Revenant:
I would just add a couple of things:
- How hard you hold the gun and the amount,if any) of shoulder pressure you use is really an individual thing. Try some different things..your targets will tell you what your setup should be.
- A good starting point is just a bit of shoulder pressure against the butt, This is a lot easier if your front rest has a fore arm stop on it, but you can do it w/wo a stop.
- Try a gentle grip with your shooting hand around the wrist of the stock to start with. Start with your thumb on the action tang with just a bit of pressure. If you elevate your elbow with a bag this will help to keep you from twisting the gun as it comes back in recoil.
- Even with a 1.5-2 oz. trigger like we use in these BR guns, trigger control is an area that's very important. Don't slap the trigger..use a nice, quick, controlled pull on the trigger.
- Proper follow through is one area that gets BR shooters in trouble. Keep your head down as the gun comes back and develop good follow through after the gun fires. Don't be in such a hurry to look through the scope to see the target that you start lifting your head up as the gun comes back. That bullet has gone where it's gone, no matter how fast you look through the scope.
- Train yourself to shoot with both eyes open. After a shot, ask yourself if you know
exactly where the crosshairs were when the gun fired.

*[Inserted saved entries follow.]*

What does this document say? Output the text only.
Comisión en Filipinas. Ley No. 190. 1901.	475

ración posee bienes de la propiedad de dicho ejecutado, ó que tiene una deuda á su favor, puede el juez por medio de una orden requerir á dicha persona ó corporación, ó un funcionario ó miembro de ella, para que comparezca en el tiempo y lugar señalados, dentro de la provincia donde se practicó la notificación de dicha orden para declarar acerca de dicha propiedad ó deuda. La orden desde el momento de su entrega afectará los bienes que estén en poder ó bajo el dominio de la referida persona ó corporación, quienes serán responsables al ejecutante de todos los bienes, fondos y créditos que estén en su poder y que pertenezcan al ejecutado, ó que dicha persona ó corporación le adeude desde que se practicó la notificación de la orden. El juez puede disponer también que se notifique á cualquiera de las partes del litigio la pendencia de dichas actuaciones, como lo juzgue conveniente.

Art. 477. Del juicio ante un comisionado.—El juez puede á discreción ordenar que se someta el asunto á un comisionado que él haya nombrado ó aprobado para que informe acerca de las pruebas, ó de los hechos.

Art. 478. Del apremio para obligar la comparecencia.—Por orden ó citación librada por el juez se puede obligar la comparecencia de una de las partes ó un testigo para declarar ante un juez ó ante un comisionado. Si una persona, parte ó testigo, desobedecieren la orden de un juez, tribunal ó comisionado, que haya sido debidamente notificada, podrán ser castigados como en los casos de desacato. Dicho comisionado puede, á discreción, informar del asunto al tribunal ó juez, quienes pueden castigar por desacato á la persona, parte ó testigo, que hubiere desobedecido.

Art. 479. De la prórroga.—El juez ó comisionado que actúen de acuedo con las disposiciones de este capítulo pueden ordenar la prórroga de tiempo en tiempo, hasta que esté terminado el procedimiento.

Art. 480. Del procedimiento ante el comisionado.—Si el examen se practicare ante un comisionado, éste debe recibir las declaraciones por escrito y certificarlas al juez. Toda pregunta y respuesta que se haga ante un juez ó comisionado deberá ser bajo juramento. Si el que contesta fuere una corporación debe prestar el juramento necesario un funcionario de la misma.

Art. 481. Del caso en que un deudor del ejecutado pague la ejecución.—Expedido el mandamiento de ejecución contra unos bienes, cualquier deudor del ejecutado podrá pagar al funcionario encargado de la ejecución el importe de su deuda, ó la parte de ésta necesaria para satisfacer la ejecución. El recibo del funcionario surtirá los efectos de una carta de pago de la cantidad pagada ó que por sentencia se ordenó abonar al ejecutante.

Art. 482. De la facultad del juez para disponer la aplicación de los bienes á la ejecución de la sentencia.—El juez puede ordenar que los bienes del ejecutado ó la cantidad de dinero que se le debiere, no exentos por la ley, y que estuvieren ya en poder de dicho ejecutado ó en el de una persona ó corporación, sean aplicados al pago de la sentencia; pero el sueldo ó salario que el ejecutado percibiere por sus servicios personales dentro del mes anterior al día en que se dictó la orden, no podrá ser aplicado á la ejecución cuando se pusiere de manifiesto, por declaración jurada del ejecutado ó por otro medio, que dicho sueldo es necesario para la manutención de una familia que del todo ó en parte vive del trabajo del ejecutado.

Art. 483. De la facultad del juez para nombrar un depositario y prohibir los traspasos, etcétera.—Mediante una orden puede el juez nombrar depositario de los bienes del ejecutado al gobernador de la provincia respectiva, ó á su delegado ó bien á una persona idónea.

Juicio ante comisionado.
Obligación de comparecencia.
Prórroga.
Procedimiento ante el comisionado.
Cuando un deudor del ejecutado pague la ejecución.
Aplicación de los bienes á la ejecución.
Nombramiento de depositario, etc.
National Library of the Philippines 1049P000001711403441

You will almost certainly change these things around as you get used to your gun and setup but this may give you some ideas for how to start. If possible, have an experienced BR shooter watch you and critique your form.
Have fun!

-Al
P.S. The
first pice of equipment a new shooter to the accuracy game should invest in is a couple of decent windflags and stands. Use 2 at 100 to start with. Without flags, you'll waste more money on components in two or three range sessions than they cost...and you still won't have flags. I
can't emphasize this enough for a new shooter.